Sunday, September 08, 2024

The Persistent Pull of the Absent

A woman disappears from a gas station while on vacation. But rather than a single event, 1988's The Vanishing (Spoorloos) presents the incident as kaleidoscoping layers of suspense. It's a brilliant work, very much in the tradition of Hitchcock. It's kind of a mix of The Man Who Knew Too Much and Rope.

From the title of the film and the picture of lead actress Johanna ter Steege in Criterion's thumbnail, I knew it was going to be about the woman she plays, Saskia, disappearing. I liked how the movie plays with this expectation, providing a series of preliminary events that could result in that titular vanishing. There's a brilliant scene when she and her boyfriend, Rex (Gene Bervoets), run out of gas in the middle of a long, dark tunnel. They both panic, get into an argument, and separate. Already, the film is loaded with issues related to character guilt and emotional need.

Given how brilliantly the movie builds from the point of view of Rex as he experiences Saskia's vanishing, I was surprised that the film shifted to the villain's point of view. Saskia's kidnapper is a chemistry professor called Raymond (Bernard-Pierre Donnadieu) who, despite having a loving wife and children, is a sociopath interested in exploring the extremes of evil he's capable of perpetrating. He reminds one of Crime and Punishment and the aforementioned Rope.
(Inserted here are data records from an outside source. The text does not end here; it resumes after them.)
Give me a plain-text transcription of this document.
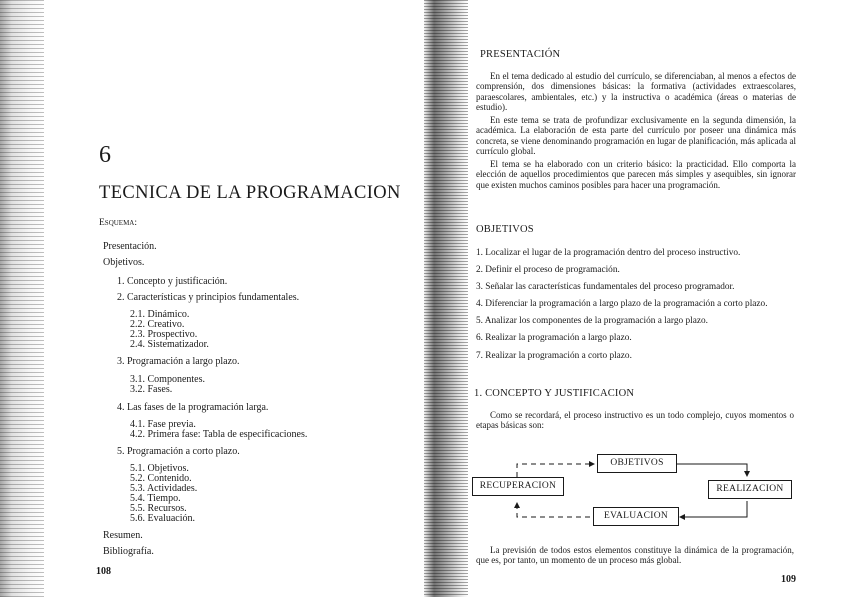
6
TECNICA DE LA PROGRAMACION
Esquema:
Presentación.
Objetivos.
1. Concepto y justificación.
2. Características y principios fundamentales.
2.1. Dinámico.
2.2. Creativo.
2.3. Prospectivo.
2.4. Sistematizador.
3. Programación a largo plazo.
3.1. Componentes.
3.2. Fases.
4. Las fases de la programación larga.
4.1. Fase previa.
4.2. Primera fase: Tabla de especificaciones.
5. Programación a corto plazo.
5.1. Objetivos.
5.2. Contenido.
5.3. Actividades.
5.4. Tiempo.
5.5. Recursos.
5.6. Evaluación.
Resumen.
Bibliografía.
108
PRESENTACIÓN

En el tema dedicado al estudio del currículo, se diferenciaban, al menos a efectos de comprensión, dos dimensiones básicas: la formativa (actividades extraescolares, paraescolares, ambientales, etc.) y la instructiva o académica (áreas o materias de estudio).

En este tema se trata de profundizar exclusivamente en la segunda dimensión, la académica. La elaboración de esta parte del currículo por poseer una dinámica más concreta, se viene denominando programación en lugar de planificación, más aplicada al currículo global.

El tema se ha elaborado con un criterio básico: la practicidad. Ello comporta la elección de aquellos procedimientos que parecen más simples y asequibles, sin ignorar que existen muchos caminos posibles para hacer una programación.

OBJETIVOS
1. Localizar el lugar de la programación dentro del proceso instructivo.
2. Definir el proceso de programación.
3. Señalar las características fundamentales del proceso programador.
4. Diferenciar la programación a largo plazo de la programación a corto plazo.
5. Analizar los componentes de la programación a largo plazo.
6. Realizar la programación a largo plazo.
7. Realizar la programación a corto plazo.
1. CONCEPTO Y JUSTIFICACION

Como se recordará, el proceso instructivo es un todo complejo, cuyos momentos o etapas básicas son:

OBJETIVOS
RECUPERACION	REALIZACION
EVALUACION

La previsión de todos estos elementos constituye la dinámica de la programación, que es, por tanto, un momento de un proceso más global.

109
The manipulations of Raymond and the filmmaker make The Vanishing a brilliantly harrowing experience. It's available on The Criterion Channel.

X Sonnet #1878

The dearly purchased picture turns itself.
To straighten frames, the fella buys a hearse.
As man would die to line a rotten shelf,
The sinking sun was rendered something worse.
Returning rodents foul the phones for weeks.
Exalted mice disturb the dreams of God.
At night, the timely mouse of fortune squeaks.
At parties, none would know the spot was odd.
Intruding sleep, too eager, caught a cold.
Distortion layered words across the box.
In younger cars, the chicken fries the old.
Beyond the boots, you might discover socks.
The empty kitchen fried the ghosts some eggs.
Befuddled beetles wiggle helpless legs.